This presentation will cover NFC from the fundamental principles to commercial scale implementation considerations. The talk will include demonstrations of tag programming using an NFC mobile phone handset. White papers and technical support will be available for delegates to take away and sample tags can be requested for trialling at the end of the workshop.
Real life application demonstrations of smart posters for a number of commercial and informational purposes. NFC Bluetooth pairing, and other non-payment NFC applications including competition finalist entries from our recent NFC Innovation Awards.
Now that international standards have been agreed and published for Near Field Communication (NFC), the market is set for widespread adoption of the technology in a whole range of applications.
Innovision sees three key areas of application for NFC: service initiation, where the technology is used to ‘unlock’ another service (such as opening another communication link for data transfer); peer-to-peer, where NFC is used to enable communication between two devices; and payment & ticketing, where NFC will build on the emerging smart ticketing and electronic payment infrastructures.

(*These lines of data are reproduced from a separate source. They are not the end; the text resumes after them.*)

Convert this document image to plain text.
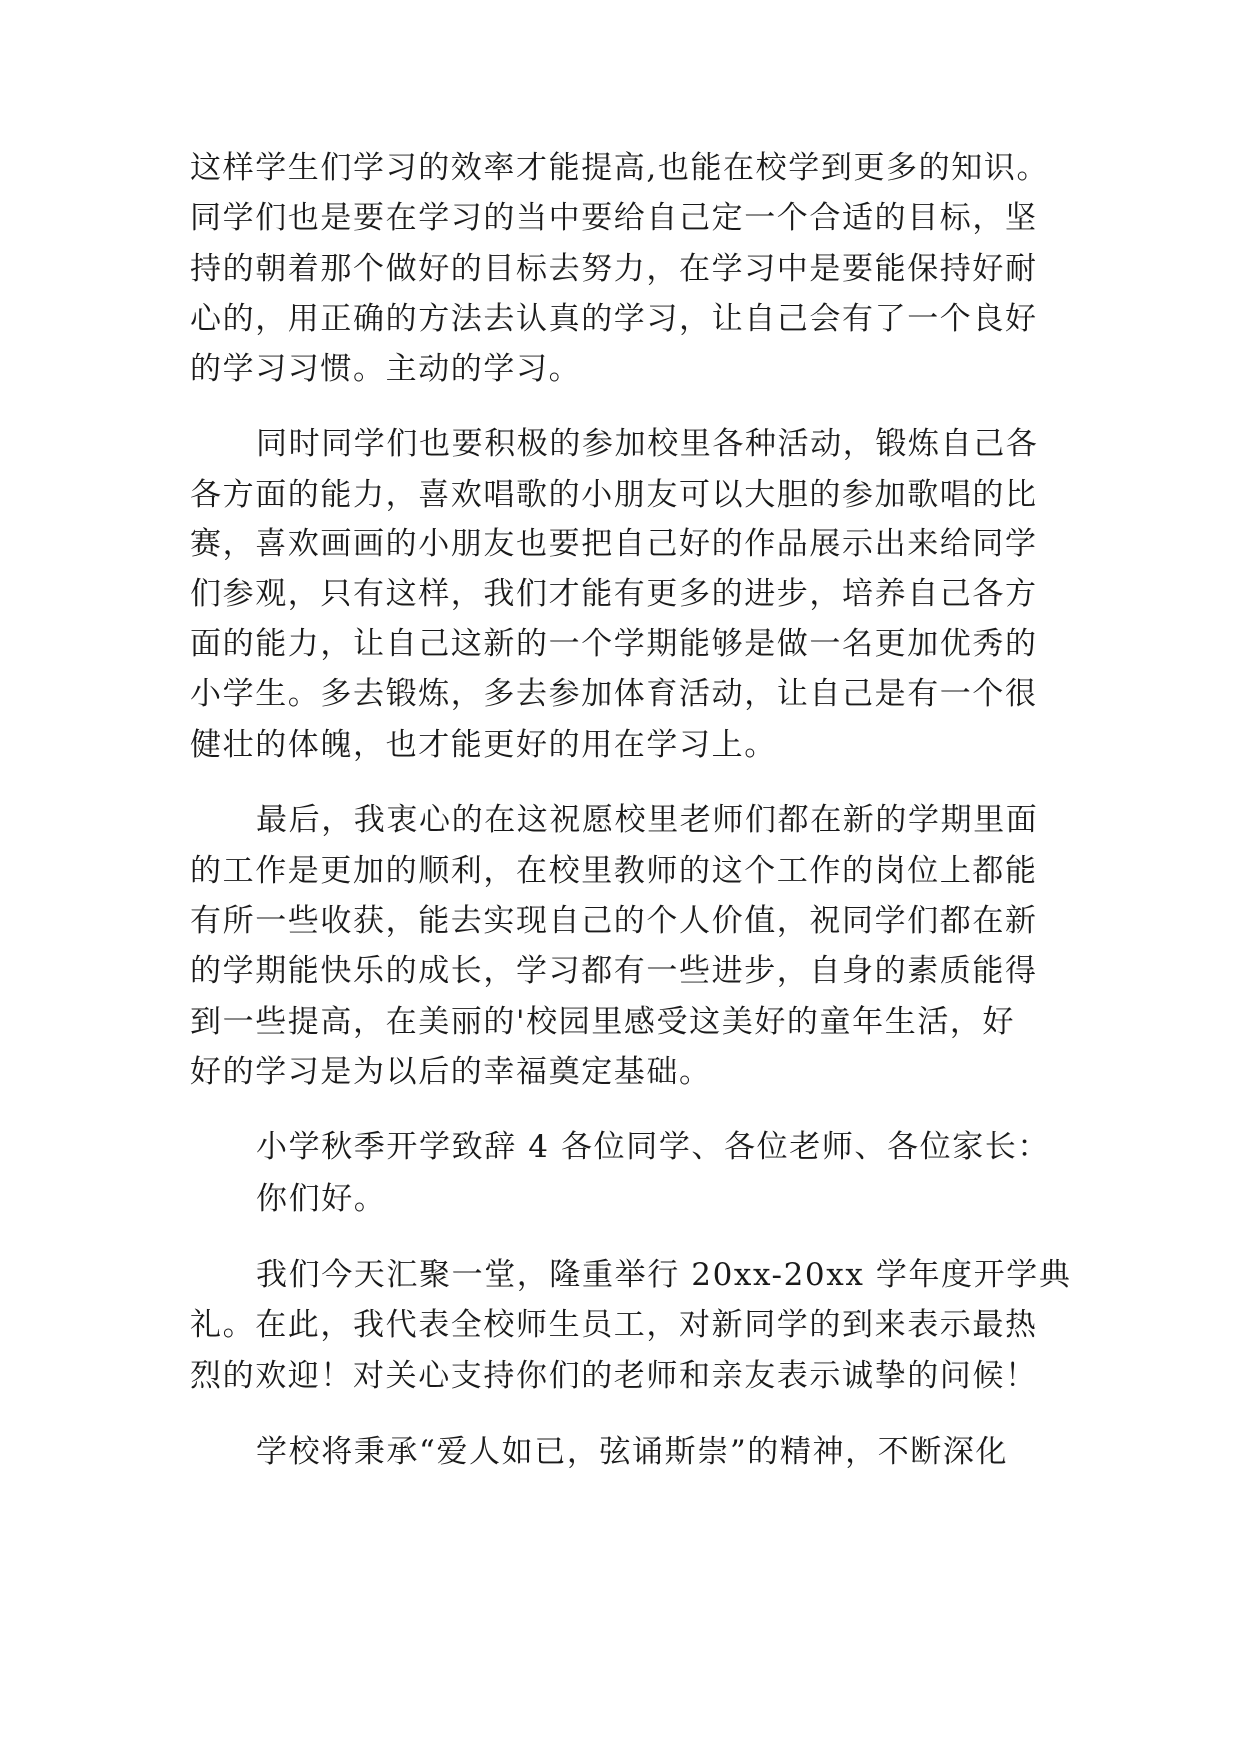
这样学生们学习的效率才能提高,也能在校学到更多的知识。

同学们也是要在学习的当中要给自己定一个合适的目标，坚

持的朝着那个做好的目标去努力，在学习中是要能保持好耐

心的，用正确的方法去认真的学习，让自己会有了一个良好

的学习习惯。主动的学习。

同时同学们也要积极的参加校里各种活动，锻炼自己各

各方面的能力，喜欢唱歌的小朋友可以大胆的参加歌唱的比

赛，喜欢画画的小朋友也要把自己好的作品展示出来给同学

们参观，只有这样，我们才能有更多的进步，培养自己各方

面的能力，让自己这新的一个学期能够是做一名更加优秀的

小学生。多去锻炼，多去参加体育活动，让自己是有一个很

健壮的体魄，也才能更好的用在学习上。

最后，我衷心的在这祝愿校里老师们都在新的学期里面

的工作是更加的顺利，在校里教师的这个工作的岗位上都能

有所一些收获，能去实现自己的个人价值，祝同学们都在新

的学期能快乐的成长，学习都有一些进步，自身的素质能得

到一些提高，在美丽的'校园里感受这美好的童年生活，好

好的学习是为以后的幸福奠定基础。

小学秋季开学致辞 4 各位同学、各位老师、各位家长：

你们好。

我们今天汇聚一堂，隆重举行 20xx-20xx 学年度开学典

礼。在此，我代表全校师生员工，对新同学的到来表示最热

烈的欢迎！对关心支持你们的老师和亲友表示诚挚的问候！

学校将秉承“爱人如已，弦诵斯崇”的精神，不断深化
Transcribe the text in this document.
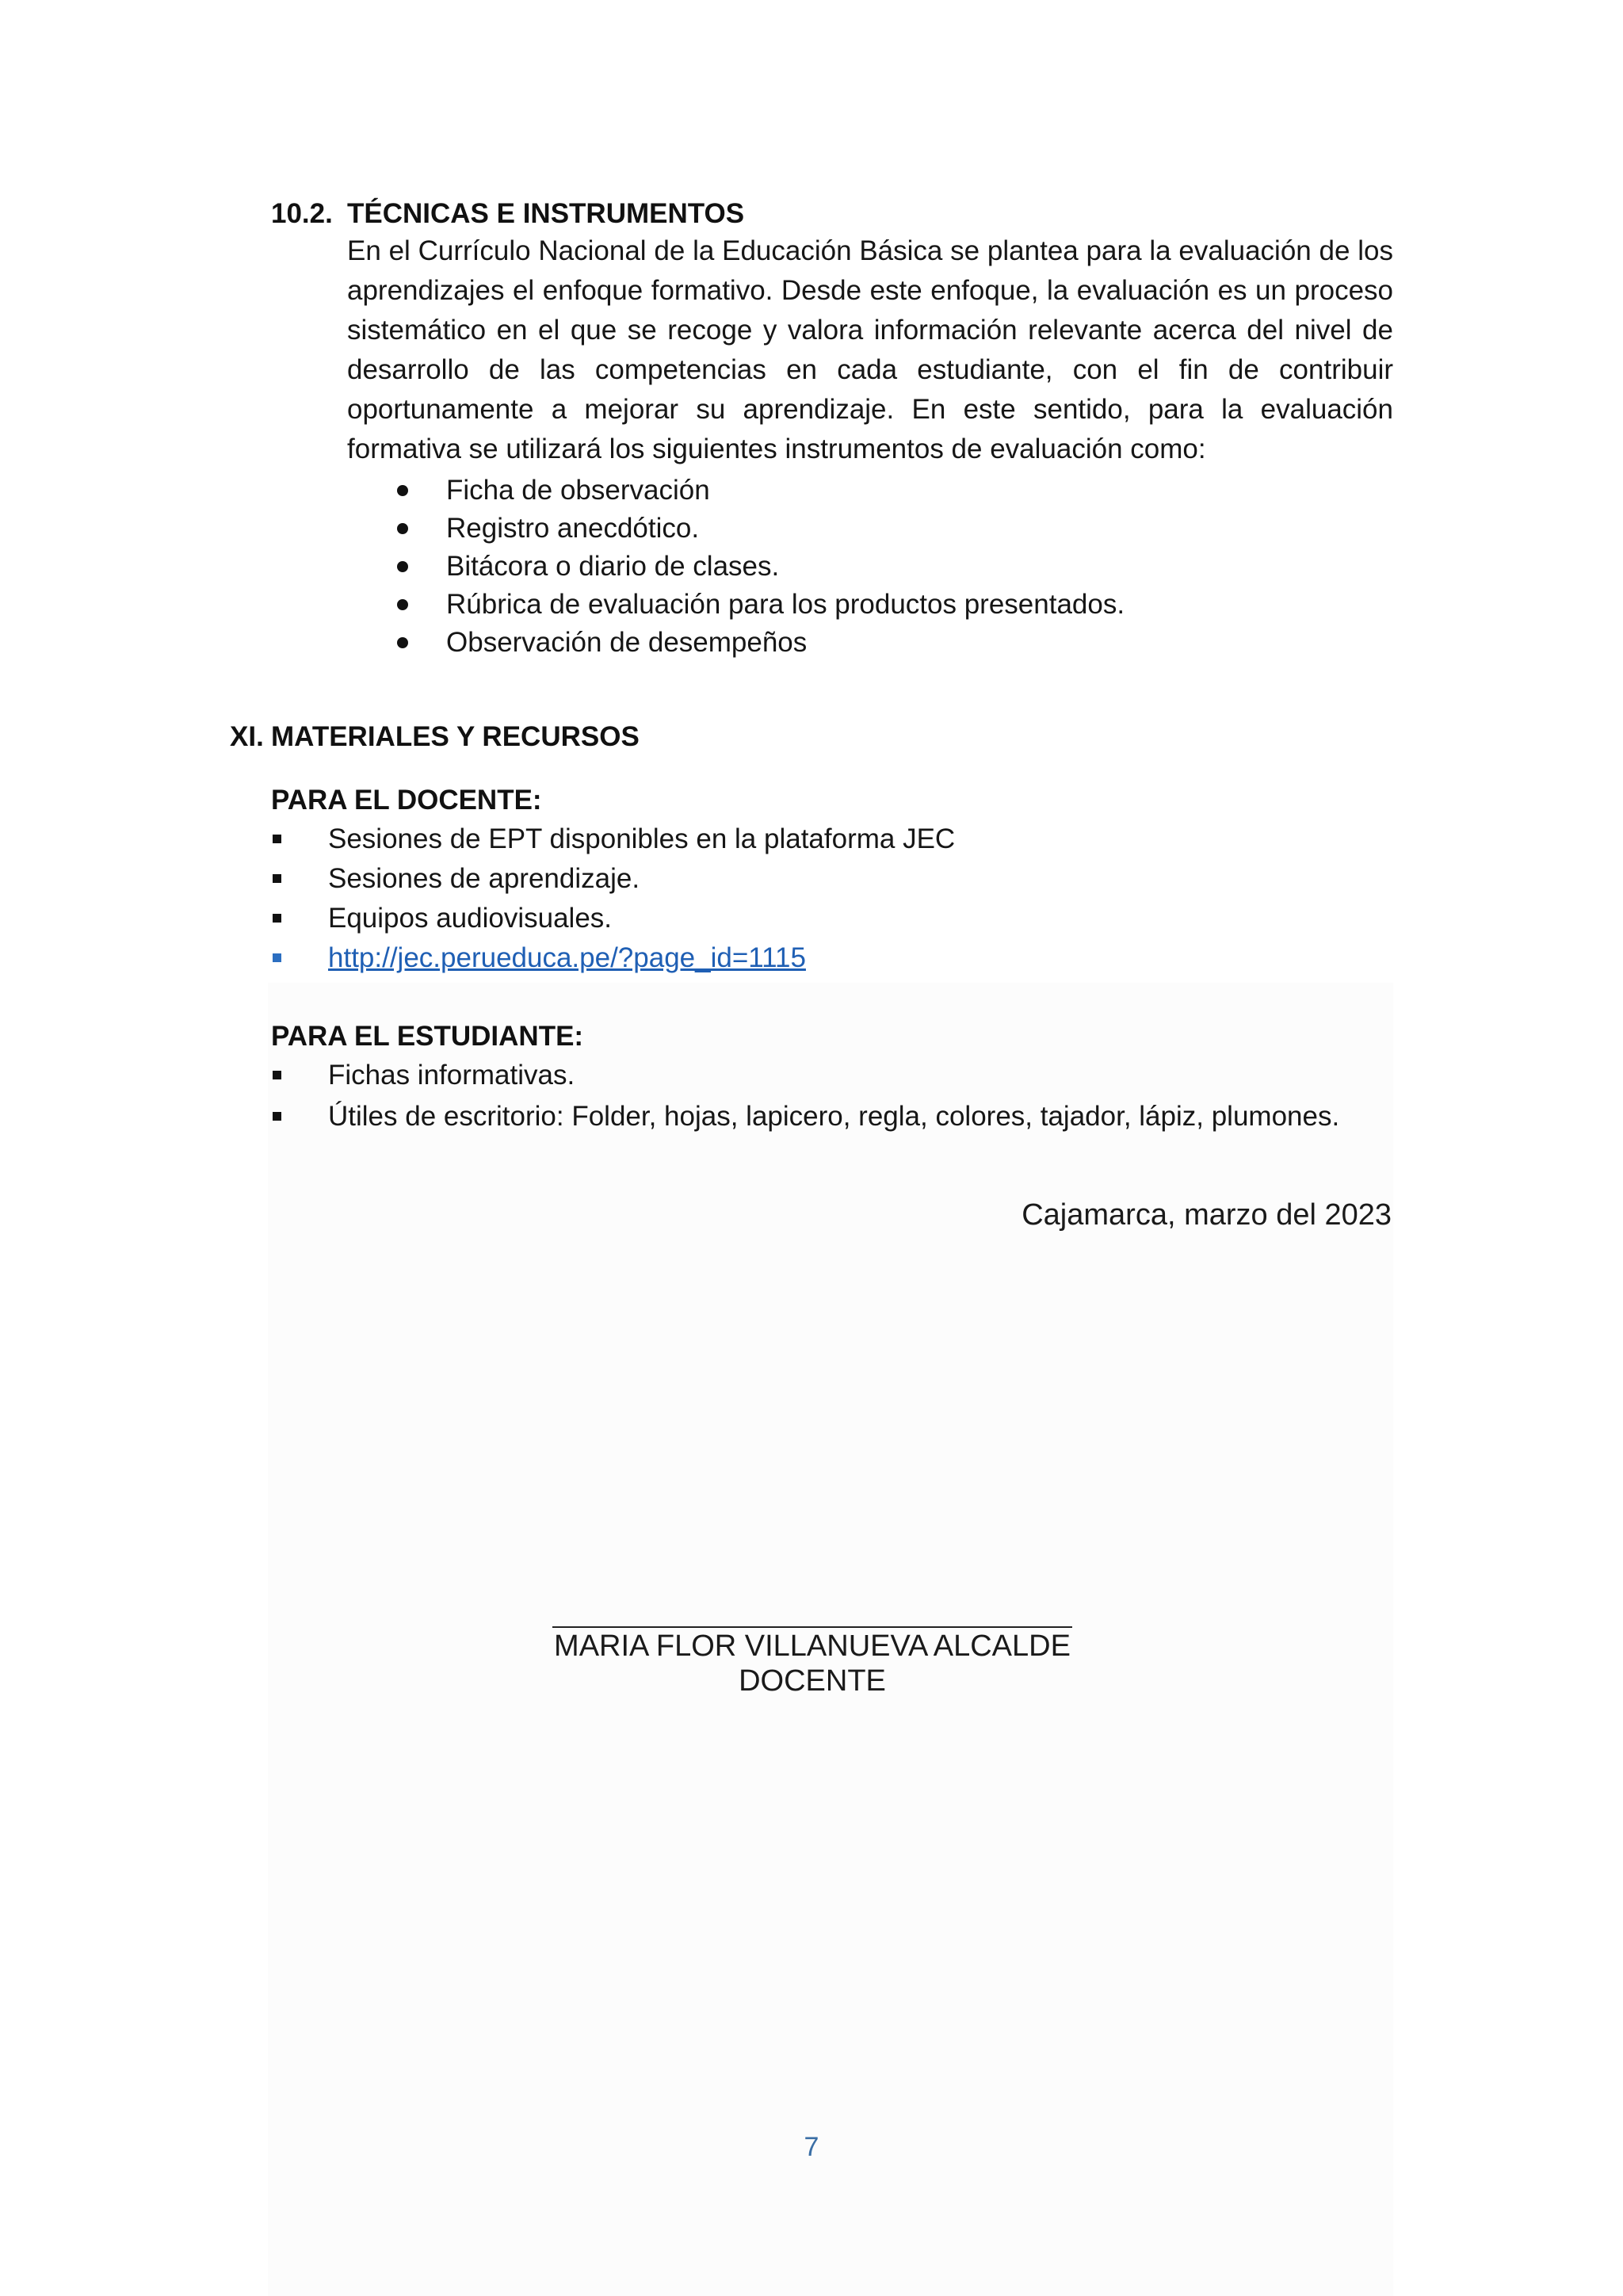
10.2. TÉCNICAS E INSTRUMENTOS
En el Currículo Nacional de la Educación Básica se plantea para la evaluación de los aprendizajes el enfoque formativo. Desde este enfoque, la evaluación es un proceso sistemático en el que se recoge y valora información relevante acerca del nivel de desarrollo de las competencias en cada estudiante, con el fin de contribuir oportunamente a mejorar su aprendizaje. En este sentido, para la evaluación formativa se utilizará los siguientes instrumentos de evaluación como:
Ficha de observación
Registro anecdótico.
Bitácora o diario de clases.
Rúbrica de evaluación para los productos presentados.
Observación de desempeños
XI. MATERIALES Y RECURSOS
PARA EL DOCENTE:
Sesiones de EPT disponibles en la plataforma JEC
Sesiones de aprendizaje.
Equipos audiovisuales.
http://jec.perueduca.pe/?page_id=1115
PARA EL ESTUDIANTE:
Fichas informativas.
Útiles de escritorio: Folder, hojas, lapicero, regla, colores, tajador, lápiz, plumones.
Cajamarca, marzo del 2023
MARIA FLOR VILLANUEVA ALCALDE
DOCENTE
7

The initial mass-market applications of NFC are likely to build on existing communications infrastructure and user behaviour, where the user benefits are most compelling, the business case is strongest, and the commercial risks are lowest. This implies a need for low-cost NFC integrated circuits (ICs) that can be applied to a broad range of uses cost-effectively in a way that is compatible with the broadest range of devices and reader infrastructure.
This workshop sets out to enable delegates to programme tags for a variety of applications, to appreciate the differences between tag types, offers suggestions and examples of applications and offers a realistic roadmap for the future of NFC implementation.